The first up is Sen. Ron Johnson's plan for what we can do while Obama is still in office:
Sen. Ron Johnson presented an extensive PowerPoint proposal to "repair the damage" of Obamacare. Johnson had once hoped to repeal the law but conceded that now, after its implementation, "you don't just wave a wand and repeal it and it goes away." So he is collecting ideas for a bill he hopes would instead remove some of the most problematic parts of Obamacare. Johnson stressed that his proposal, in whatever final form it takes, will not be a systematic replacement but rather a set of individual fixes that could offer relief to some of the Americans most burdened by Obamacare.
Among the ideas he's considering are doing away with the individual and employer mandates, creating a "true grandfather clause" to let people keep their insurance if they like it, allowing any state that chooses to simply opt out, ending the bailouts for the insurance companies and ending the tax penalty for people who buy insurance on the individual market, allowing the sale of insurance across state lines, and creating high-risk pools to insure people with preexisting conditions.
Johson's plan is pretty straightforward.
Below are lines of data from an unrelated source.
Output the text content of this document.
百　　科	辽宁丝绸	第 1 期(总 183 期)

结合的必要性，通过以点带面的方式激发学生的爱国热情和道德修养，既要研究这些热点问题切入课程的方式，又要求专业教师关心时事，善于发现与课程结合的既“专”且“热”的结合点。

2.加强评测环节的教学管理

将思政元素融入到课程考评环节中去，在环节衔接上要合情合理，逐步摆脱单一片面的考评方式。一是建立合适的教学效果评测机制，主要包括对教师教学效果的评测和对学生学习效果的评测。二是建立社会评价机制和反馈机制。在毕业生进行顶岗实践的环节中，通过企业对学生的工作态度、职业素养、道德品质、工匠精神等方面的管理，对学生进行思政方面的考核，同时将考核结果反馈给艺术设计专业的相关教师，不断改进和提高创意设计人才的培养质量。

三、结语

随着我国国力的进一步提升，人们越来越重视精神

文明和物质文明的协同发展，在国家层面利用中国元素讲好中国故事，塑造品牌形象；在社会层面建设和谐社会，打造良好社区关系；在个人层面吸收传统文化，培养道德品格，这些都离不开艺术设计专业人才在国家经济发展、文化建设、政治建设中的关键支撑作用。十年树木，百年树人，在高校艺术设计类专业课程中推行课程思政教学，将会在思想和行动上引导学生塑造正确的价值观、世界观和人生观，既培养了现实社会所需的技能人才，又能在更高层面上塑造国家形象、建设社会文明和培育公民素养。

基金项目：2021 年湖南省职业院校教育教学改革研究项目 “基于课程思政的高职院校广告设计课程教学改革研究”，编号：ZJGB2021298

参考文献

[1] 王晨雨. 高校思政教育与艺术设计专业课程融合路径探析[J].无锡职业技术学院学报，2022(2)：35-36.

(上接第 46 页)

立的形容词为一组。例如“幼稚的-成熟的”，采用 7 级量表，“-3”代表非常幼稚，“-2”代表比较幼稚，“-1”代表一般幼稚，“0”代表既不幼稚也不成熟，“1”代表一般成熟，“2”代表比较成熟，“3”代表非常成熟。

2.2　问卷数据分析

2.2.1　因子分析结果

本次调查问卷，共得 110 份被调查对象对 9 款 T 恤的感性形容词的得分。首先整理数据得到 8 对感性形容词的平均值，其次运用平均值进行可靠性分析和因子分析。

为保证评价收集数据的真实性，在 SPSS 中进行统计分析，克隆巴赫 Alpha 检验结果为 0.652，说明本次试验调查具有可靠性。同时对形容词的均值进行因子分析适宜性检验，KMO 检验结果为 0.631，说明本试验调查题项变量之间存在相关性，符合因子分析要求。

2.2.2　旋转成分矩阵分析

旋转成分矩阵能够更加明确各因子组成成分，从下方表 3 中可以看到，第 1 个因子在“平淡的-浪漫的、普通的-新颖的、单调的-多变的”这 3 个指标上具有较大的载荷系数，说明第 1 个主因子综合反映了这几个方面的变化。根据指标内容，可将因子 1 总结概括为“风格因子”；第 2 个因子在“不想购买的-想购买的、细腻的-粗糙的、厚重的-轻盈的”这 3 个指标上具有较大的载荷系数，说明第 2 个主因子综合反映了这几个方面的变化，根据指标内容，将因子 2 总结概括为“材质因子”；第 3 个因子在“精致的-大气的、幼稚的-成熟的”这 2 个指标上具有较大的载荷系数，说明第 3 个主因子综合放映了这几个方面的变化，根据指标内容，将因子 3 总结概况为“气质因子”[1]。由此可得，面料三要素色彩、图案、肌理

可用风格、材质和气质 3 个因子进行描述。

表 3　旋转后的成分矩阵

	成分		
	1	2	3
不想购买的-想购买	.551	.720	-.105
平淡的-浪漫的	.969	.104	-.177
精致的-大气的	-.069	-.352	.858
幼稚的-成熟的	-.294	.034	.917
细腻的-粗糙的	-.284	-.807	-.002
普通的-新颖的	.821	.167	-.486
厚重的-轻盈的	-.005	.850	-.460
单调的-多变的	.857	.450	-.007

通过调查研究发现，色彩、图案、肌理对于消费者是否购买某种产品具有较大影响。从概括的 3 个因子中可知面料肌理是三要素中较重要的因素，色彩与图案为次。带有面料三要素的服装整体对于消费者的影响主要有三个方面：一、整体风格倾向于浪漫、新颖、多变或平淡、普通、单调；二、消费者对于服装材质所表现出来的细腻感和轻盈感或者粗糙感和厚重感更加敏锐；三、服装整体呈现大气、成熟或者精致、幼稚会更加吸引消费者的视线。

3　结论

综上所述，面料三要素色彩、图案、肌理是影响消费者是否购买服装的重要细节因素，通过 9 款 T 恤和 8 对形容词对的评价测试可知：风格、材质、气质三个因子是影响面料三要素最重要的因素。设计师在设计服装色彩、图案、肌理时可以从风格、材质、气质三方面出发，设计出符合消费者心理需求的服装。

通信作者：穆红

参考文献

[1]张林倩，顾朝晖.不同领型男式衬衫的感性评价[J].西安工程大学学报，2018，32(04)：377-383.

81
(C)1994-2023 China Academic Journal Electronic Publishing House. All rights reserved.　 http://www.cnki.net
Obamacare is deeply unpopular, but Obama isn't going to allow its repeal while he is in office. So the GOP should press its advantage by offering small, popular ideas to replace the worst parts of Obamacare. In particular, many Democrats are running on the claim that they want to "fix" Obamacare. The idea is to make them put up or shut up.
Johnson acknowledges that this is just the limit of what can be done so long as Obama refuses to budge. Johnson notes that other parts of Obamacare will have to be transitioned out of existence (he names the subsidies) after the President is gone.
That's on the Senate side. On the House side, conservative Reps. Tom Price and Mike Roe outlined their plan to replace Obamacare.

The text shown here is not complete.